Fat Cells

Cellular signals may increase atherosclerosis risk

Fat Cells

Fat cells from obese patients have the ability to send signals that can accelerate biological processes leading to atherosclerosis.

Obesity has been linked to a variety of adverse health conditions, including Type 2 diabetes, cancer, heart attack and stroke – conditions that may begin as early as childhood in patients whose obesity also begins early. While this much is known, it has been unclear how extra fat mass might lead to these chronic health conditions.

New research from Children’s National Health System scientists might help answer this question. In findings presented at the 2017 annual meeting of the Pediatric Academic Societies, the research team shows that exosomes – nanosized chemical messages that cells send to each other to regulate protein production – isolated from very obese teenage patients behave very differently from those derived from lean patients and could be key players in heightening the risk of developing atherosclerosis. This hardening of the arteries can, in turn, increase the risk of heart disease and stroke in adulthood.

A research team led by Robert J. Freishtat, M.D., M.P.H., chief of emergency medicine at Children’s National, is exploring possible links between extra belly fat and obesity-related diseases, such as atherosclerosis, a buildup of plaque in arteries that can harden and restrict blood flow. More precise knowledge of the mechanisms by which obesity ratchets up heart risks holds the promise of helping the next generation of kids avoid experiencing chronic disease.

The working theory is that exosomes derived from belly fat from obese patients have the distinct ability to accelerate biological processes leading to atherosclerosis.

The research team isolated exosomes from five obese teenagers and compared them to five sex-matched lean adolescents. It turns out that exosomes derived from fat pick up their marching orders from microRNA content likely to target cholesterol efflux genes, which help reduce cholesterol buildup in cells.

The research team looked at differences in cholesterol efflux gene expression in THP-1 macrophages. Uptake of low-density lipoprotein cholesterol, “bad” cholesterol, was 92 percent higher than in those exposed to exosomes from obese patients compared with their lean counterparts. Exposure to obese exosomes also reduced cholesterol efflux.

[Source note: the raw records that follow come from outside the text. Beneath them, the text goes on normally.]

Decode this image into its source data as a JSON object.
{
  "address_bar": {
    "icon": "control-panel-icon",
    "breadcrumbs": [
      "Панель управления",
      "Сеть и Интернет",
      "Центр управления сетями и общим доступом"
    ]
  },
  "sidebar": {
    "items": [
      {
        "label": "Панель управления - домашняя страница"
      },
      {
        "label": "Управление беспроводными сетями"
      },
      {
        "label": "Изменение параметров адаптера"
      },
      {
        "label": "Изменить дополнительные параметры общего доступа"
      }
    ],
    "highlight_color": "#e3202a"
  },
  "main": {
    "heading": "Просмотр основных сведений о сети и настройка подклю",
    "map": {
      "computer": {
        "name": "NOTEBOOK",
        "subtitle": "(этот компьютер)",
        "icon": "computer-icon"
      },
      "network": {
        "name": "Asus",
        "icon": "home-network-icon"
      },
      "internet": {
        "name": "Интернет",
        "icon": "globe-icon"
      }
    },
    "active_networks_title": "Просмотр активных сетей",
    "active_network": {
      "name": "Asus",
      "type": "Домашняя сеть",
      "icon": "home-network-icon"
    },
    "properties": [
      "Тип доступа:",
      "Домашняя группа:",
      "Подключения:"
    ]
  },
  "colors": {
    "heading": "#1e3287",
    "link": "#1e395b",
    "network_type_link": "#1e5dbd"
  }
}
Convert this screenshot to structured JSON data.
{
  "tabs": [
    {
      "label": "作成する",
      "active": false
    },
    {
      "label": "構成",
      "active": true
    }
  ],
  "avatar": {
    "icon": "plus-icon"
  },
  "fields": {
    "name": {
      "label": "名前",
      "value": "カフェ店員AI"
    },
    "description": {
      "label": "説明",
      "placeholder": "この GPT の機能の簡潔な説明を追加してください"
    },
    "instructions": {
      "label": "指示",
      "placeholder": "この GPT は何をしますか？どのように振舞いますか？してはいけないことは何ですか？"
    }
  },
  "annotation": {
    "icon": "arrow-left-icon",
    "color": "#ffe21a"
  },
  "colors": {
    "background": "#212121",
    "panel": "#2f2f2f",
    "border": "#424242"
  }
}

“Atherogenic properties of fat-cell derived exosomes from obese patients differ markedly from the non-atherogenic profile of exosomes from lean patients. It is especially concerning that we see biological clues of heightened risk in teenagers, and the finding underscores how the seeds for atherosclerosis can be planted very early in life,” Dr. Freishtat says.

The presentation is the latest finding from a research team that, over years of work, is unraveling the mechanisms of cellular signaling by fat cells.  By closely examining very obese children – who have the most severe cardiometabolic disease – the team identified strong molecular signals of disease risk that they can search for in leaner patients who may be at risk for disease years from now.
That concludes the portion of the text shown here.